Qualcun altro ancora dice che certe decisioni non possono essere prese senza il via libera dei vertici. Quindi sia Sergio sia il dg Giampaolo Rossi (che potrebbe firmare da ad la programmazione qualora la sua probabile elezione arrivasse in tempo) sono coinvolti.
Insomma, nessuno vuole prendersi la responsabilità di pronunciare una parola definitiva sulla questione. Dalla maggioranza smentiscono però che ci sia stata un’indicazione esplicita da parte di Palazzo Chigi, più interessato in questi giorni a portare a casa l’avvicendamento tra Sergio e Rossi e comunque occupato nella stesura delle liste.
L’impressione è che si sia piuttosto data soddisfazione alle lamentele di chi si è sentito personalmente danneggiato dalla trasmissione. In molti non hanno esitato a denunciare Report: dai La Russa (con il presidente del Senato particolarmente arrabbiato per i servizi che lo hanno riguardato) ai Berlusconi, passando per Vittorio Sgarbi e Giancarlo Giorgetti. Maurizio Gasparri, uno dei protagonisti indiscussi della stagione, che ha anche lasciato la vicepresidenza del Senato dopo un’inchiesta di Report che aveva denunciato una sua possibile incompatibilità tra il mandato di senatore e la presidenza di una società di cybersicurezza, ha postato giusto ieri sui suoi social un’immagine che lo ritrae mentre firma l’ennesima querela nei confronti del programma di Sigfrido Ranucci.

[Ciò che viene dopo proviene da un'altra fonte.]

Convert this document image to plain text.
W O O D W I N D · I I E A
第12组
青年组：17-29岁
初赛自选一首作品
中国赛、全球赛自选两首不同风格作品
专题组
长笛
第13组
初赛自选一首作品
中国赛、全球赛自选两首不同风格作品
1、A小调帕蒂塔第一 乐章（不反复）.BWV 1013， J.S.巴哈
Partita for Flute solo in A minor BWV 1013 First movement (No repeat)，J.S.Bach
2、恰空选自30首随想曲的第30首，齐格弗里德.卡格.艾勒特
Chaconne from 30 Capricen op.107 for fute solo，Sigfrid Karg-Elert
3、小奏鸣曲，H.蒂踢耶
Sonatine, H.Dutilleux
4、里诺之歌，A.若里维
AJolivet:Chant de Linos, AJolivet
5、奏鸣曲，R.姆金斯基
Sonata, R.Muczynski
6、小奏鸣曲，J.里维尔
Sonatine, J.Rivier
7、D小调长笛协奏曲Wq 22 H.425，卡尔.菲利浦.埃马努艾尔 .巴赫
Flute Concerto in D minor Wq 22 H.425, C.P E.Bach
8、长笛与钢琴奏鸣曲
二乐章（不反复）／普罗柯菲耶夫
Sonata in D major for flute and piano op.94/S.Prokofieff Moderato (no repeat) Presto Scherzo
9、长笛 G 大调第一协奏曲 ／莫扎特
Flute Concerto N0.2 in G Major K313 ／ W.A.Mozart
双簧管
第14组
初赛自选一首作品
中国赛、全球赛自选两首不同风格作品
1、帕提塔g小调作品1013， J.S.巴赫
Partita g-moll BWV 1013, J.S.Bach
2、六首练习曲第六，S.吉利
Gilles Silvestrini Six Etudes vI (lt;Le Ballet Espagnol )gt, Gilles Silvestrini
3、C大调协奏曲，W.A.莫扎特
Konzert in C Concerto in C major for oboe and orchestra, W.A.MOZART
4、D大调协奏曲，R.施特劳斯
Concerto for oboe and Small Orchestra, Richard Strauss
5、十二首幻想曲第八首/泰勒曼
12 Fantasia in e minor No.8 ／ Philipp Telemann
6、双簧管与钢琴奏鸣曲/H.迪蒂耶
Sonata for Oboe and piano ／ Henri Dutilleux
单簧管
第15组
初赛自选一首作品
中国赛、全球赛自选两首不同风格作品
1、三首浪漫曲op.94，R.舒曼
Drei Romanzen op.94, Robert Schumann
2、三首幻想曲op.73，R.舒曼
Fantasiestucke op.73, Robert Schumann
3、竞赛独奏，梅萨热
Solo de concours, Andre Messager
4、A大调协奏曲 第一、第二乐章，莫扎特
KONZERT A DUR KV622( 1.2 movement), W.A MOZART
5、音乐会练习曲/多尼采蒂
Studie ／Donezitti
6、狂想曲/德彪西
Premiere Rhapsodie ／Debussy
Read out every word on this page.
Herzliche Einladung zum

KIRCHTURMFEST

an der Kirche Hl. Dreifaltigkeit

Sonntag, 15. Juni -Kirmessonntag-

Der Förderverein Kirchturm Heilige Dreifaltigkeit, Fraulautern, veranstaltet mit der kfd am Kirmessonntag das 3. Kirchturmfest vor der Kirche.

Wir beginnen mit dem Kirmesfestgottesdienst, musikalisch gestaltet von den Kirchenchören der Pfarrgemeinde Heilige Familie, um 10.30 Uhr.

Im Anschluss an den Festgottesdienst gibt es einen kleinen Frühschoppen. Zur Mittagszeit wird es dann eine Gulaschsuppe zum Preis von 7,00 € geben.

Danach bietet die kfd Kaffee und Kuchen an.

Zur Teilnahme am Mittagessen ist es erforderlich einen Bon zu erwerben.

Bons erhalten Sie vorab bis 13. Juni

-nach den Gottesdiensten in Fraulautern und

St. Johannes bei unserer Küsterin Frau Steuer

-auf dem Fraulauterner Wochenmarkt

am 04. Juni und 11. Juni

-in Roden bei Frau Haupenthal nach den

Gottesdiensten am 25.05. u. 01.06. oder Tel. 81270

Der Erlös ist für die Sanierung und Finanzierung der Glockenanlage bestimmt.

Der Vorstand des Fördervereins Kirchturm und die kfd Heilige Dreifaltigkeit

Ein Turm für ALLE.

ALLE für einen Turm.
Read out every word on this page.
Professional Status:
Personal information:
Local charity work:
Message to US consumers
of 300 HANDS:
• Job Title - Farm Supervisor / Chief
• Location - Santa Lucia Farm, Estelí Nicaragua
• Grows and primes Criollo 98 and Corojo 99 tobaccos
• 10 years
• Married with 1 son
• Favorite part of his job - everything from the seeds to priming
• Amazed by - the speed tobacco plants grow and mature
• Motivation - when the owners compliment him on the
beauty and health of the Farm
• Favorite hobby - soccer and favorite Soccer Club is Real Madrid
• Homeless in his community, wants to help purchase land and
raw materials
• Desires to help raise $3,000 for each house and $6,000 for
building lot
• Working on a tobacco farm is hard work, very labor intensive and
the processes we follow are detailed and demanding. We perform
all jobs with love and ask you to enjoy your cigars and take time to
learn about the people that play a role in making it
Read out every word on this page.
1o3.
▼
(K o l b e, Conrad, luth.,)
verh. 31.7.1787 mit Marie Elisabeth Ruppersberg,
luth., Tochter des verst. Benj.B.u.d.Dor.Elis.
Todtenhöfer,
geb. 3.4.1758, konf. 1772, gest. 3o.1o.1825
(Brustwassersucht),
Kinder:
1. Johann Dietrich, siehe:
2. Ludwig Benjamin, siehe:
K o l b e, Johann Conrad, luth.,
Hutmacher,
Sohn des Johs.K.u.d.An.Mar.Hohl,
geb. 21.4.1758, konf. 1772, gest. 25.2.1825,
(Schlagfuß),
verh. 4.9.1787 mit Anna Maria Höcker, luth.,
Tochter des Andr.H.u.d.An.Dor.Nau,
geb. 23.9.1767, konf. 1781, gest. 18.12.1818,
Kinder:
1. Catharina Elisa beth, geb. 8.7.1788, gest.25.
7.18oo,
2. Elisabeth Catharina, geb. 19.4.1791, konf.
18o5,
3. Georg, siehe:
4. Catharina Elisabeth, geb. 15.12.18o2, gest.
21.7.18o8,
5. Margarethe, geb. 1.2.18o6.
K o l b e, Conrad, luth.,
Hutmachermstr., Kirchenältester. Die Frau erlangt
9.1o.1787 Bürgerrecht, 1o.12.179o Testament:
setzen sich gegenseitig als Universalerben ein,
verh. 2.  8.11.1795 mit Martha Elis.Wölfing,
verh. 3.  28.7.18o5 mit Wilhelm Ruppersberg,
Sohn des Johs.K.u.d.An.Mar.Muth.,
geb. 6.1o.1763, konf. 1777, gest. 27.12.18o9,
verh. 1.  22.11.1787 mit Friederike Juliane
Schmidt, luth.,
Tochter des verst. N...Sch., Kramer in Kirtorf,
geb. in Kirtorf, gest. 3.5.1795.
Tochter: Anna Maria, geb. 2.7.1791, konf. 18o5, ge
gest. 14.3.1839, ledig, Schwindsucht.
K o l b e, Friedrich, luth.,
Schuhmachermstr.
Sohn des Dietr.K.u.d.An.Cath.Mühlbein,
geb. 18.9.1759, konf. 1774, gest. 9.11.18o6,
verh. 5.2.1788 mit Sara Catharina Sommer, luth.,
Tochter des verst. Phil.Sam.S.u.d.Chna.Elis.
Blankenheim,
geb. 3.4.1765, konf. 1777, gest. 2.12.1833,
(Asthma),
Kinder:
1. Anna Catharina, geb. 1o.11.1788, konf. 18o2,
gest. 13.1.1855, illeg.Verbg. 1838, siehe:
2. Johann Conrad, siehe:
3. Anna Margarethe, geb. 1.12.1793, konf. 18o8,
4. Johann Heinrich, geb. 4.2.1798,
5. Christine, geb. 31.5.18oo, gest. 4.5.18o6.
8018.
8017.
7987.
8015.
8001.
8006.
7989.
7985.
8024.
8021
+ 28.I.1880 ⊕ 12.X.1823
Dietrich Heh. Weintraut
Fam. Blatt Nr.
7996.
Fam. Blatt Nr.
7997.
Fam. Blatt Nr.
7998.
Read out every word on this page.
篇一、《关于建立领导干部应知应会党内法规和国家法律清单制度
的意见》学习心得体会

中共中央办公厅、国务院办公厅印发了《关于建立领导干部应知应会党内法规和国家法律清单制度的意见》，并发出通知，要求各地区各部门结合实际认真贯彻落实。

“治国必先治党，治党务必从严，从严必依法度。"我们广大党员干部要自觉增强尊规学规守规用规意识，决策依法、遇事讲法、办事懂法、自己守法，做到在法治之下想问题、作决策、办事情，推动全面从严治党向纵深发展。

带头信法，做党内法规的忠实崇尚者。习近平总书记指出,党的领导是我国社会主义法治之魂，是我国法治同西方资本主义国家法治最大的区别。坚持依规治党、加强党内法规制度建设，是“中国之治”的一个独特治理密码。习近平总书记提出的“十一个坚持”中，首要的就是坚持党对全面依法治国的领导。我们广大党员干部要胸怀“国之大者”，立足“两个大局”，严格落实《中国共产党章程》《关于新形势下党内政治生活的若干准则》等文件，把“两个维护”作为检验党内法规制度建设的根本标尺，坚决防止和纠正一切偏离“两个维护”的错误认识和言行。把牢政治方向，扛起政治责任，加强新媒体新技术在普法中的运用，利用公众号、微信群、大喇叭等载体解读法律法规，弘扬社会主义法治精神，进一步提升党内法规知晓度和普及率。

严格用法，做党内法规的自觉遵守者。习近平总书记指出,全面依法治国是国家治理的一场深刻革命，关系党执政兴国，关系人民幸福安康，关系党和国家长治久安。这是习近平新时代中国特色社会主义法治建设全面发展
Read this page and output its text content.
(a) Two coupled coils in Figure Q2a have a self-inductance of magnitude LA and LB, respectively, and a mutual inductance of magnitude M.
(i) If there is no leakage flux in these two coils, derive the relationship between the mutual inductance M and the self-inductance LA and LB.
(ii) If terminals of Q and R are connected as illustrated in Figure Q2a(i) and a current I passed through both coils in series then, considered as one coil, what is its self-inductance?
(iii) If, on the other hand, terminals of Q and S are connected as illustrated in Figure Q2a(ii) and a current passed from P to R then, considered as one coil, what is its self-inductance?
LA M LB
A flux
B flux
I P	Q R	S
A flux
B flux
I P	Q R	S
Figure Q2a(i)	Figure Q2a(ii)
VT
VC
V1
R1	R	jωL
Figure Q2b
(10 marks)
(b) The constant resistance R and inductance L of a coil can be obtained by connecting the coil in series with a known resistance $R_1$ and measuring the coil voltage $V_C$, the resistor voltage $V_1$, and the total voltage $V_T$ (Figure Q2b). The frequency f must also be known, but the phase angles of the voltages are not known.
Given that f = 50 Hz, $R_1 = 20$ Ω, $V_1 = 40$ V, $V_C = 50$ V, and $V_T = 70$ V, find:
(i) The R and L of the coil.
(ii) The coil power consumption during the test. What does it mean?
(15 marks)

Alla lista dei “nemici” va aggiunto anche il ministro Adolfo Urso, che aveva denunciato il conduttore all’Ordine dei giornalisti del Lazio. Ma l’Ordine ha archiviato il procedimento.
Non è poi da escludere, suggerisce qualcuno, che la proposta di non rimandare in onda la trasmissione sia da attribuire a un eccesso di zelo dell’ufficio legale della Rai, preoccupato dalle conseguenze che potrebbe provocare sui procedimenti già in corso una nuova messa in onda.
Al di là delle voci, non confermate, che girano su un possibile avvicendamento al timone di Report – si fa il nome di Federico Ruffo, a cui però si attribuiscono simpatie più gialloverdi che di centrosinistra, un nome che potrebbe quindi provocare qualche perplessità in termini di continuità della linea editoriale – l’impressione è che la trasmissione continui a essere una spina nel fianco per TeleMeloni. Limitarne la diffusione sembrerebbe la via maestra per eliminare l’ostacolo. Anche a costo di danneggiare l’azienda.